第11章 コハじゃじゃ
「じゃあ俺がカレーを食べさせてもらえばここから出れんのか……?」
「あ、それとも逆にする? 俺はどっちでもいいよ」
とコハロンにスプーンを渡そうとするじゃじゃさん。コハロンは遠慮した。
「いや、ここは俺が食べさせられる側がいいかも」
「なんだよ。俺に食べさせるのは嫌だって言うのか?」
「いやいやいや、そうじゃなくて」それからふと、カレーを見つめながらコハロンが言う。「それ、チョコとか入ってないよな……?」
誰かのイタズラならカレーライスに見えるチョコライスかも、とコハロンが疑い始めた。確かコハロンはチョコが苦手だったはずだ。

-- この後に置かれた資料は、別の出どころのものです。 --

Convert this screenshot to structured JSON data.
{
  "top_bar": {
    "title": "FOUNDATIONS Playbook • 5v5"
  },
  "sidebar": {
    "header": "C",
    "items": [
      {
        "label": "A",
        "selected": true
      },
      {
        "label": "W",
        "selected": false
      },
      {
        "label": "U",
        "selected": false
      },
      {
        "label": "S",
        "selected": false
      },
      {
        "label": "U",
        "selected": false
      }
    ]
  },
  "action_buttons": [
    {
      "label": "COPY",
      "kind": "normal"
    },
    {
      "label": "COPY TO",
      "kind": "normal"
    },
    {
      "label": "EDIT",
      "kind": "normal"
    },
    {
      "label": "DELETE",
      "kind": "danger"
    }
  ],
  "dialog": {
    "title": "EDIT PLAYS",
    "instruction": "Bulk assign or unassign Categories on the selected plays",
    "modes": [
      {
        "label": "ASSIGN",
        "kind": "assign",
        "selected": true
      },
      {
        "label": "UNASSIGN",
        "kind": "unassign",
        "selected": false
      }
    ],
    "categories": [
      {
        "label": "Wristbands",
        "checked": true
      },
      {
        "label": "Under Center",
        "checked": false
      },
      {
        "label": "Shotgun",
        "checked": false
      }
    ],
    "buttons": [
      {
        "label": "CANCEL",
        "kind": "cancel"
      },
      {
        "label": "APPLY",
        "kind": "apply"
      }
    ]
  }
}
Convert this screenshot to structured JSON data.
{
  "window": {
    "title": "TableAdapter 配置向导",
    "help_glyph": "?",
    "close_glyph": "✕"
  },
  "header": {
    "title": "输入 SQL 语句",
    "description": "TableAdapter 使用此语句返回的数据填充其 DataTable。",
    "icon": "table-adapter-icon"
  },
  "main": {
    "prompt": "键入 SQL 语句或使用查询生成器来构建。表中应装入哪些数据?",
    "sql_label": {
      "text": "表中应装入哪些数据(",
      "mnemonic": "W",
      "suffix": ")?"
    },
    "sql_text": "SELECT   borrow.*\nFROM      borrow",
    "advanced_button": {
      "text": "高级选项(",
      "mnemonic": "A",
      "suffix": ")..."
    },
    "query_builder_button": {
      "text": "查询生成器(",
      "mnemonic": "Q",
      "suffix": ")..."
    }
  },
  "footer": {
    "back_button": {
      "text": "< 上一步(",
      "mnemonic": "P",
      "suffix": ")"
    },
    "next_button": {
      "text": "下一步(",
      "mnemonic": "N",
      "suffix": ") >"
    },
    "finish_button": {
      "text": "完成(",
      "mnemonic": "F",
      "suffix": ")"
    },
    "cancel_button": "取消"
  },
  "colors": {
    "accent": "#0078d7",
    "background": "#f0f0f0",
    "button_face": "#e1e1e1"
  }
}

色味はチョコと同じ。置いておくのがカレーライスだったのは間違っていたか。
「じゃあ俺が先に味見しようか? 毒味するから」
手元のカレーライスじゃないかもしれないものに一切の躊躇いがないじゃじゃさん。もしかしてじゃじゃさんは、これがドッキリだということをどこか勘づいているのだろうか。
「いや、ここは俺が食べます」
こういうのは俺がやるもんでしょ、と言わんばかりに。
「じゃあ行くぞ」
「はい」
じゃじゃさんはスプーンを持ち直してコハロンに向けた。コハロンはその口を大きく開けてその時を待った。
「はい、あ〜ん」
「あ〜……ん」
ぱくりと食べたコハロンは、恐る恐る咀嚼する。眉間のシワが寄り始めたかと思いきや、ぱっと目が見開いて声をあげた。
「んまい! こんなカレー初めてだ!」
「ああ、よかったよかった」
コハロンの反応に安堵するじゃじゃさんは笑ってぱくりと自分もカレーライスを食べた。
「これ、美味いですよね?」
「うん、美味い」
「もうちょっといいですか?」
「あ、どうぞどうぞ……って俺が作ったんじゃないけどね」
二人は笑い合い、カレーライスを次々と頬張る。
これはあとでこみちんさんに感謝を伝えないとな。
ドズルはさんだーと一緒に、席を立った。